Davanti a ogni tela è un continuo "ma guarda com’era". Oppure: "Qui non c’erano questi negozietti", ma anche "incredibile questa veduta". La mostra Da Felice Giani a Luigi Serra, ovvero l’Ottocento nelle collezioni della Fondazione Cassa di Risparmio in Bologna, al via oggi a Palazzo Fava in collaborazione con Genus Bononiae, è una grande ’fotografia’ pittorica (e pure scultorea) della nostra città, attraverso lo sguardo e la mano di 30 artisti che in oltre cento opere e sei sezioni e con la curatela di Angelo Mazza, danno vita a un suggestivo racconto che va dalla periferia ai colli, dall’ingresso delle truppe napoleoniche a Bologna fino allo scoppio della Grande Guerra, passando per la Bologna dei canali, dei palazzi, degli opifici, prima del grande cambiamento edilizio.

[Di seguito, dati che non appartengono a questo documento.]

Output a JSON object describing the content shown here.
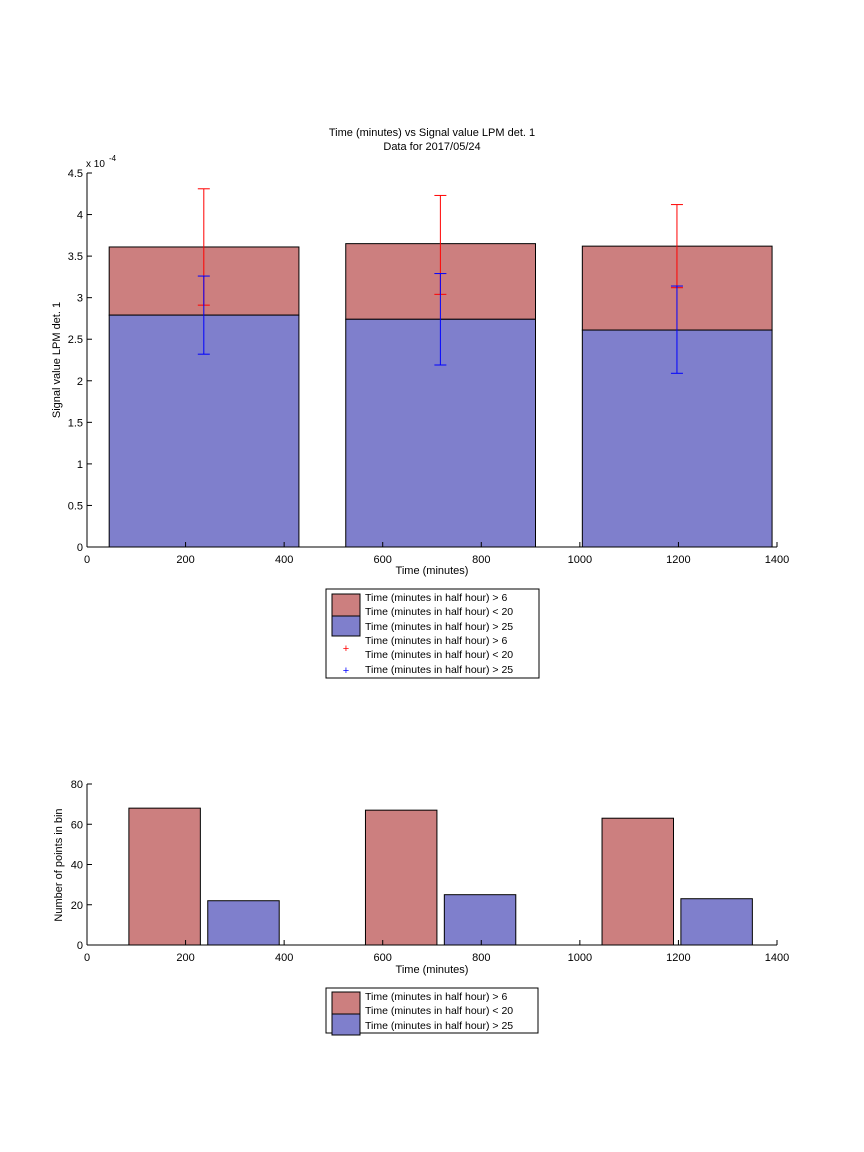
{
  "chart_data": [
    {
      "type": "bar",
      "stacked": true,
      "title": "Time (minutes) vs Signal value LPM det. 1",
      "subtitle": "Data for 2017/05/24",
      "xlabel": "Time (minutes)",
      "ylabel": "Signal value LPM det. 1",
      "y_exponent_label": "x 10",
      "y_exponent": "-4",
      "xlim": [
        0,
        1400
      ],
      "ylim": [
        0,
        4.5
      ],
      "y_scale_factor": 0.0001,
      "xticks": [
        "0",
        "200",
        "400",
        "600",
        "800",
        "1000",
        "1200",
        "1400"
      ],
      "yticks": [
        "0",
        "0.5",
        "1",
        "1.5",
        "2",
        "2.5",
        "3",
        "3.5",
        "4",
        "4.5"
      ],
      "grid": false,
      "legend_position": "below",
      "legend_lines": [
        "Time (minutes in half hour) > 6",
        "Time (minutes in half hour) < 20",
        "Time (minutes in half hour) > 25",
        "Time (minutes in half hour) > 6",
        "Time (minutes in half hour) < 20",
        "Time (minutes in half hour) > 25"
      ],
      "bars": [
        {
          "x_start": 45,
          "x_end": 430,
          "total": 3.61,
          "lower": 2.79
        },
        {
          "x_start": 525,
          "x_end": 910,
          "total": 3.65,
          "lower": 2.74
        },
        {
          "x_start": 1005,
          "x_end": 1390,
          "total": 3.62,
          "lower": 2.61
        }
      ],
      "errorbars": [
        {
          "series": "Time (minutes in half hour) > 6 / < 20",
          "color": "#ff0000",
          "points": [
            {
              "x": 237,
              "y": 3.61,
              "low": 2.91,
              "high": 4.31
            },
            {
              "x": 717,
              "y": 3.65,
              "low": 3.04,
              "high": 4.23
            },
            {
              "x": 1197,
              "y": 3.62,
              "low": 3.12,
              "high": 4.12
            }
          ]
        },
        {
          "series": "Time (minutes in half hour) > 25",
          "color": "#0000ff",
          "points": [
            {
              "x": 237,
              "y": 2.79,
              "low": 2.32,
              "high": 3.26
            },
            {
              "x": 717,
              "y": 2.74,
              "low": 2.19,
              "high": 3.29
            },
            {
              "x": 1197,
              "y": 2.61,
              "low": 2.09,
              "high": 3.14
            }
          ]
        }
      ],
      "colors": {
        "upper": "#cc7f7f",
        "lower": "#7f7fcc"
      }
    },
    {
      "type": "bar",
      "xlabel": "Time (minutes)",
      "ylabel": "Number of points in bin",
      "xlim": [
        0,
        1400
      ],
      "ylim": [
        0,
        80
      ],
      "xticks": [
        "0",
        "200",
        "400",
        "600",
        "800",
        "1000",
        "1200",
        "1400"
      ],
      "yticks": [
        "0",
        "20",
        "40",
        "60",
        "80"
      ],
      "grid": false,
      "legend_position": "below",
      "legend_lines": [
        "Time (minutes in half hour) > 6",
        "Time (minutes in half hour) < 20",
        "Time (minutes in half hour) > 25"
      ],
      "bars": [
        {
          "group": 1,
          "x_start": 85,
          "x_end": 230,
          "value": 68,
          "color": "#cc7f7f"
        },
        {
          "group": 2,
          "x_start": 245,
          "x_end": 390,
          "value": 22,
          "color": "#7f7fcc"
        },
        {
          "group": 1,
          "x_start": 565,
          "x_end": 710,
          "value": 67,
          "color": "#cc7f7f"
        },
        {
          "group": 2,
          "x_start": 725,
          "x_end": 870,
          "value": 25,
          "color": "#7f7fcc"
        },
        {
          "group": 1,
          "x_start": 1045,
          "x_end": 1190,
          "value": 63,
          "color": "#cc7f7f"
        },
        {
          "group": 2,
          "x_start": 1205,
          "x_end": 1350,
          "value": 23,
          "color": "#7f7fcc"
        }
      ]
    }
  ]
}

Ed è questa la mostra di commiato del consiglio d’amministrazione presieduto nel triennio da Filippo Sassoli de Bianchi e con consigliere delegato Gianandrea Rocco di Torrepadula. Un bella collezione in arrivo dai depositi che, come sottolinea Mazza, fa parte di un patrimonio che "la Cassa di Risparmio di Bologna ha accumulato in 100 anni e che si sarebbe potuto perdere, quando nel 1991 nacque la Fondazione Cassa di Risparmio di Bologna". E prosegue: "Allora, se Fabio Roversi Monaco non avesse fatto una stima per un acquisto concordato, tutto questo patrimonio sarebbe rimasto alla Cassa di Risparmio, ora Intesa San Paolo, anche se naturalmente è stata un’intesa silenziosa ma dispendiosa che ha influito sul bilancio della Fondazione".

La pittura di paesaggio, da sempre considerata un genere a sè rispetto a quella di storia e a quella di figura, trova collocazione nella Sala Cesi con opere dedicate all’immagine della città che mostrano il passaggio dalla classicità a una più moderna rappresentazione del reale. A partire dalla Veduta di Imola, realizzata nel 1805 da Felice Giani, passando per i due Panorami di Bologna dal colle dell’Osservanza di Gaetano Filippo Tambroni, la Veduta di ponte di Riola con la Rocchetta Mattei, qui esposta per la prima volta e attribuita a Ottavio Campedelli. Il più noto e principale interprete del vedutismo urbano bolognese è tuttavia Antonio Basoli di Castel Guelfo, che concepisce un nuovo modo di intendere lo spazio e il paesaggio, scevro da ogni teatralità e retorica e sempre più simile alla quotidianità. Luigi Bertelli di San Lazzaro di Savena è invece riconosciuto come il principale protagonista della rivoluzione naturalistica nella pittura di paesaggio, come dimostrano opere come Il canale con Chiusa, La casa di campagna e Il tiro a volo a Casalecchio di Reno.

Poi ecco Bologna ai tempi di Giosuè Carducci, quando la città stava iniziando a modernizzarsi col nuovo piano regolatore. Gli autori di queste vedute sono Antonio Zannoni, Giuseppe Ravegnani, Alessandro Guardassoni, Pietro Poppi, Alessandro Scorzoni, Emanuele Brugnoli. Un bozzetto ad acquerello di Adolfo De Carolis che progetta la decorazione per il nostro Salone del Podestà, conclude la mostra. E a questo punto Mazza si chiede perché da vent’anni "gli affreschi staccati giacciano ancora nel laboratorio di restauro Ottorino Nonfarmale".